La preparación para la IA comienza con la claridad, los datos y el cambio

Este artículo se publicó por primera vez en Fortified Quarterly, primer trimestre de 2026. Descarga el número completo.
Jeff Gregory, director ejecutivo de Ondaro
La IA es la palabra de moda en el mundo empresarial actual. Pero pasar de las palabras a los hechos es más difícil de lo que la mayoría de las empresas creen.
¿Qué significa realmente «estar preparado para la IA»?
Hay quien piensa que la IA es un mayordomo robótico que resuelve el problema del hambre en el mundo. Otros la ven simplemente como una herramienta que toma notas en las reuniones y redacta resúmenes.
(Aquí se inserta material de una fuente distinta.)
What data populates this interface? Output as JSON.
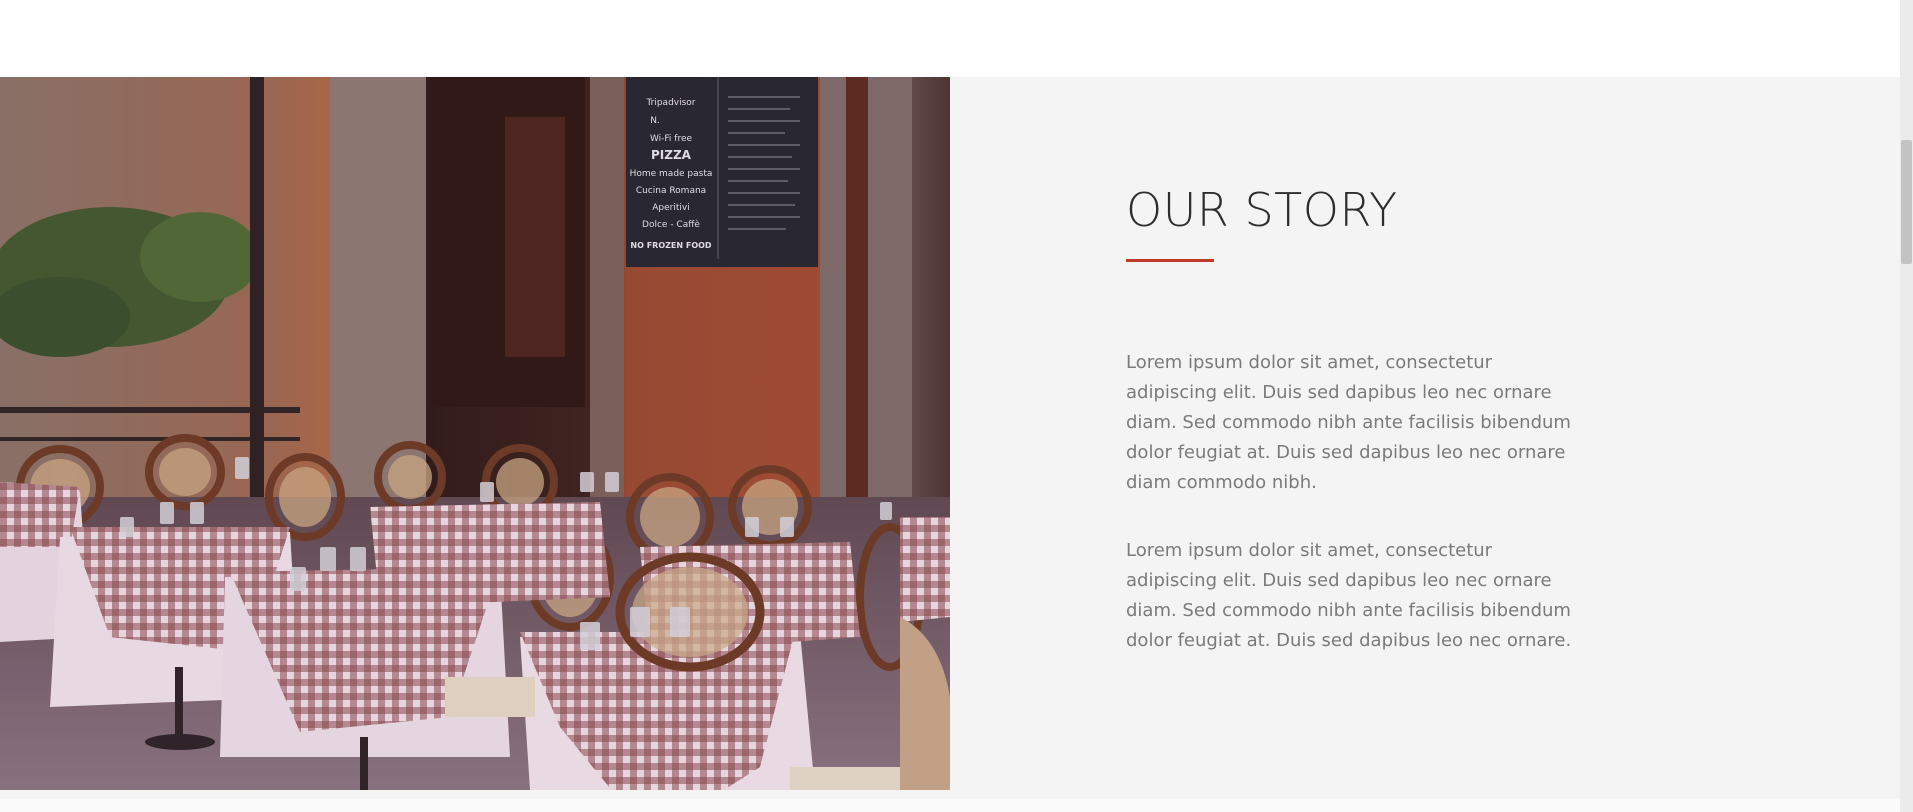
{
  "story": {
    "title": "OUR STORY",
    "paragraph_1": "Lorem ipsum dolor sit amet, consectetur adipiscing elit. Duis sed dapibus leo nec ornare diam. Sed commodo nibh ante facilisis bibendum dolor feugiat at. Duis sed dapibus leo nec ornare diam commodo nibh.",
    "paragraph_2": "Lorem ipsum dolor sit amet, consectetur adipiscing elit. Duis sed dapibus leo nec ornare diam. Sed commodo nibh ante facilisis bibendum dolor feugiat at. Duis sed dapibus leo nec ornare.",
    "accent_color": "#c0392b"
  },
  "photo": {
    "menu_board_lines": [
      "Tripadvisor",
      "N.",
      "Wi-Fi free",
      "PIZZA",
      "Home made pasta",
      "Cucina Romana",
      "Aperitivi",
      "Dolce - Caffè",
      "NO FROZEN FOOD"
    ]
  },
  "colors": {
    "section_background": "#f4f4f4",
    "title": "#2d2d2d",
    "body_text": "#7a7a7a"
  }
}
Sin una definición clara y compartida de la IA en toda la organización, las empresas tendrán dificultades. Los equipos acaban hablando idiomas diferentes.
Aquellos que sí comparten esa visión —y saben cómo se aplica la IA a su negocio— están un paso más cerca de estar preparados para la IA.
¿Qué problema estás intentando resolver realmente?
Antes de invertir en IA, los líderes deben plantearse una pregunta directa: ¿es este un problema que la IA puede resolver?
A partir de ahí, las organizaciones pueden dar el siguiente paso: saber qué problema están intentando resolver. ¿Es un problema que la IA pueda resolver realmente? ¿O simplemente están dando por sentado que la «IA» es la respuesta para todo? ¿Qué valor esperan obtener al aplicar la IA al flujo de trabajo? ¿Deberían considerar otras opciones, como la automatización o el aprendizaje automático?
¿Por qué los datos son el factor decisivo?
Tras definir el problema, deben abordar la cuestión fundamental: ¿qué datos están utilizando, dónde se encuentran y qué grado de calidad tienen? Si no saben qué datos tienen, cómo están estructurados, dónde están almacenados o si cuentan con un plan para depurarlos, entonces no están preparados para la IA.
Una encuesta realizada en diciembre de 2024 por Hitachi entre responsables de TI reveló que el 37 % citaba la calidad de los datos como un obstáculo importante para el éxito de la IA. Si no se puede acceder a los datos de una empresa o no se comprenden, nada de esto funcionará. No importa cuántos otros requisitos se cumplan.
¿Está tu organización preparada para el cambio?
Por último, la propia empresa debe estar preparada para el cambio. La capacidad de cambio y las habilidades de gestión de una organización son indicadores fundamentales del éxito. Cualquier nivel de adopción de la IA afectará a los puestos de trabajo de las personas: lo que hacen y cómo lo hacen.
Las empresas que están verdaderamente preparadas para la IA son aquellas que están dispuestas a gestionar distintos grados de cambio.